PAPER AND MICROFLUIDIC SYSTEMS FOR INFECTIOUS DISEASE DIAGNOSTICS AND CONTINUOUS PHYSIOLOGICAL MONITORING
Boston University, USA
Dr. Catherine Klapperich is the Founding Director of the Precision Diagnostics Center at Boston University. Dr. Klapperich will discuss engineering lab on a chip diagnostic tests for use in low resource settings and at the point of care. Current projects are focused on one time use and wearable microfluidic and paper fluidic diagnostics that incorporate on-board sample preparation to enable molecular testing. She works in the areas of women's health, infectious disease diagnostics, drug adherence, and continuous physiological monitoring.
DNA FOR DIGITAL DATA STORAGE
Twist Bioscience, USA
The recent explosion of digital data generation has spawned broad interest in new more efficient ways of storing digital information. One promising method is to encode digital information into Nature's Storage Media, DNA. Using DNA as a digital storage media was anticipated 60 years ago in Feynman's famous paper. Since that prophetic work, techniques to artificially synthesize DNA have been developed to a point where we can demonstrate utility and identify technology gaps. We will discuss the gaps that need to be addressed to make DNA the choice for future large-scale data storage.
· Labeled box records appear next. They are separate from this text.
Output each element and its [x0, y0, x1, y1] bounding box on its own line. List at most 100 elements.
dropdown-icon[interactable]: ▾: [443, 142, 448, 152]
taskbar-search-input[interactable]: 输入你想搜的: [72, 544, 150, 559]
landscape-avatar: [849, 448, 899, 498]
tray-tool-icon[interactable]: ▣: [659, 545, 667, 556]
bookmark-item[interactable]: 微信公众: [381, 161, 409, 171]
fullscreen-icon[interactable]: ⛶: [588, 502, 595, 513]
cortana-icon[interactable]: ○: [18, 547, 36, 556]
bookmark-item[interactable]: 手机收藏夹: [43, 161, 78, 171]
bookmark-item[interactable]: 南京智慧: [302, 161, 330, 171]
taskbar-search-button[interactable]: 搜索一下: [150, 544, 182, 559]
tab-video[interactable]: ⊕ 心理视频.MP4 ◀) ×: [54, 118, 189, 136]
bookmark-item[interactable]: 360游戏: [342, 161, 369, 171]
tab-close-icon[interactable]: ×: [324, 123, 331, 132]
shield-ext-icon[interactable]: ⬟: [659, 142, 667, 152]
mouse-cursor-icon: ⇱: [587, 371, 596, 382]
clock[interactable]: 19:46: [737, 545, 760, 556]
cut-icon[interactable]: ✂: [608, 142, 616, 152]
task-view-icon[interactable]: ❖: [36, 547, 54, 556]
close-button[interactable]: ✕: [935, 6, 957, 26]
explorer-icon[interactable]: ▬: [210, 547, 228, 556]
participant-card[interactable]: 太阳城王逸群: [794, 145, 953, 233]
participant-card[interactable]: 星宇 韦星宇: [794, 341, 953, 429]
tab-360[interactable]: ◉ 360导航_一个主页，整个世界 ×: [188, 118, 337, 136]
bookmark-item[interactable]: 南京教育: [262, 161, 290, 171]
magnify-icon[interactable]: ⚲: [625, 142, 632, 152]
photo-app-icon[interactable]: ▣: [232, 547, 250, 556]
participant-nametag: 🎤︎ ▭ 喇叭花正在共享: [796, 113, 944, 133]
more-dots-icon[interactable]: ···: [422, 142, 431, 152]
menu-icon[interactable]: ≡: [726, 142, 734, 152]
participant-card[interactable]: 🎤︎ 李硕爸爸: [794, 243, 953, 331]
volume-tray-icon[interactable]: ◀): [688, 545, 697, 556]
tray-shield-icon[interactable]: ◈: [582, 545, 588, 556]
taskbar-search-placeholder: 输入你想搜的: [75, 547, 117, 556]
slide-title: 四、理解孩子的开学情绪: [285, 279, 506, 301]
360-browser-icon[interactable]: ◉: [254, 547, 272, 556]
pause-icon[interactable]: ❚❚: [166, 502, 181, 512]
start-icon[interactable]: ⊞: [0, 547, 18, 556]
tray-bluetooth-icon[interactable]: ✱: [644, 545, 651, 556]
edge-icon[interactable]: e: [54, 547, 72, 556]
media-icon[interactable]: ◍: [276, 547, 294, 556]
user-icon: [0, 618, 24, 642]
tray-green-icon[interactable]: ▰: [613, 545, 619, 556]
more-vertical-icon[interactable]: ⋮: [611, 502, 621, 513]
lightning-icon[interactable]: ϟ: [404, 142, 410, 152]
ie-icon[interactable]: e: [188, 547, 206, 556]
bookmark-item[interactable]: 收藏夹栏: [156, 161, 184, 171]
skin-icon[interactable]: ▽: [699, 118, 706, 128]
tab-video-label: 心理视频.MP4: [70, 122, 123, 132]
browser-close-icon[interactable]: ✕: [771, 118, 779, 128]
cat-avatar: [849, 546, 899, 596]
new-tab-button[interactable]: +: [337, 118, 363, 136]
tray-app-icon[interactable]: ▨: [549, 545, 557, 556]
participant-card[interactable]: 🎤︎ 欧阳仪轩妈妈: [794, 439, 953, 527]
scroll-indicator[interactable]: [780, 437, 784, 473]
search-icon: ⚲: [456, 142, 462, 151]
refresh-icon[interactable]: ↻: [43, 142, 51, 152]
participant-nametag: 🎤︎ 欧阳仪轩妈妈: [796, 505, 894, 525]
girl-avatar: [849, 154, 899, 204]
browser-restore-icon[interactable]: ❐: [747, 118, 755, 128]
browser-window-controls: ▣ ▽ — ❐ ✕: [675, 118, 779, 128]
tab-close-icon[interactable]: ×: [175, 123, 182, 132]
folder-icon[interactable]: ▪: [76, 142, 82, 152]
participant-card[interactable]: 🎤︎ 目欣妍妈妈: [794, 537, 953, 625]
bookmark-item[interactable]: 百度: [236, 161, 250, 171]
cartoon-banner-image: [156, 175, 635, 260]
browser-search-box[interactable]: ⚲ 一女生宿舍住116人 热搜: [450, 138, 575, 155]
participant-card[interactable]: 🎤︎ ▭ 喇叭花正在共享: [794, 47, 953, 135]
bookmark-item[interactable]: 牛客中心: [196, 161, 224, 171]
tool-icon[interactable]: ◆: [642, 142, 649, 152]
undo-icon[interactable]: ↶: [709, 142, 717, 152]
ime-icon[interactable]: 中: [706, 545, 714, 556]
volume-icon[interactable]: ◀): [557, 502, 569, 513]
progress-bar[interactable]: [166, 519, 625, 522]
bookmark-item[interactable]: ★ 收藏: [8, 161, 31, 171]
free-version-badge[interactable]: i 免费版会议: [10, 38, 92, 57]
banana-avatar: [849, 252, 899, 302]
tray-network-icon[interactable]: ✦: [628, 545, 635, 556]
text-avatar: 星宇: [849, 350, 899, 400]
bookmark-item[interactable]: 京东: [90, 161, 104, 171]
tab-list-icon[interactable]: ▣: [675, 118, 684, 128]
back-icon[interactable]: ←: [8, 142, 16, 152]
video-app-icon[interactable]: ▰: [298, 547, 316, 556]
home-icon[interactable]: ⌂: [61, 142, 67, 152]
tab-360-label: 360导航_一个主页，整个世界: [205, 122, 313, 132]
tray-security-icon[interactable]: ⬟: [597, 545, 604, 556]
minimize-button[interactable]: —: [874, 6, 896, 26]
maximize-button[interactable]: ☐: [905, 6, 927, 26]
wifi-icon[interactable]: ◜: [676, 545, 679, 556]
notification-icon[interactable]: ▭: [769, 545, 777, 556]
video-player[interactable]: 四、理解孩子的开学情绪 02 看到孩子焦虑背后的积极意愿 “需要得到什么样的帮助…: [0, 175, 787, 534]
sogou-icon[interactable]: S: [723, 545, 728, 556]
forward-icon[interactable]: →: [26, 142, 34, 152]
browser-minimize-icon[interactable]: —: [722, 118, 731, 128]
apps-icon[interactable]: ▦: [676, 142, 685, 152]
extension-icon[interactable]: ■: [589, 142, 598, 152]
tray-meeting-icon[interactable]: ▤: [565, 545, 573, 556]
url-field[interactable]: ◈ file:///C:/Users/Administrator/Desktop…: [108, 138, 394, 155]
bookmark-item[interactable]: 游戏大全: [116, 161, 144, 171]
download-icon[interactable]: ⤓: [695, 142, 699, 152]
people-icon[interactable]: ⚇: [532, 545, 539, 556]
ELECTRONIC SKINS FOR ROBOTICS AND WEARABLES
University of Tokyo, JAPAN
The human skin is a large-area, multi-point, multi-modal, stretchable sensor, which has inspired the development of an electronic skin for robots to simultaneously detect pressure and thermal distributions. By improving its conformability, the application of electronic skin has expanded from robots to human body such that an ultrathin semiconductor membrane can be directly laminated onto the skin. Such intimate and conformal integration of electronics with the human skin, namely, smart skin, allows for the continuous monitoring of health conditions. The ultimate goal of the smart skin is to non-invasively measure human activities under natural conditions, which would enable electronic skins and the human skin to interactively reinforce each other. In this talk, I will review recent progresses of stretchable thin-film electronics for applications to robotics and wearables. Furthermore, the issues and the future prospect of smart skins will be addressed.
3D LASER NANOPRINTING
Karlsruhe Institute of Technology (KIT), GERMANY
In this talk, I will give an introduction into laser based 3D printing on the micro- and nanoscale, describe the state-of-the-art, and compare it to other 3D additive manufacturing approaches. I will emphasize two future challenges: (i) Scalable and faster 3D printing and (ii) multi-material 3D printing, including "4D" architectures. Application examples include micro-optical components, metamaterials, scaffolds for biological cell culture, and 3D fluorescent security features.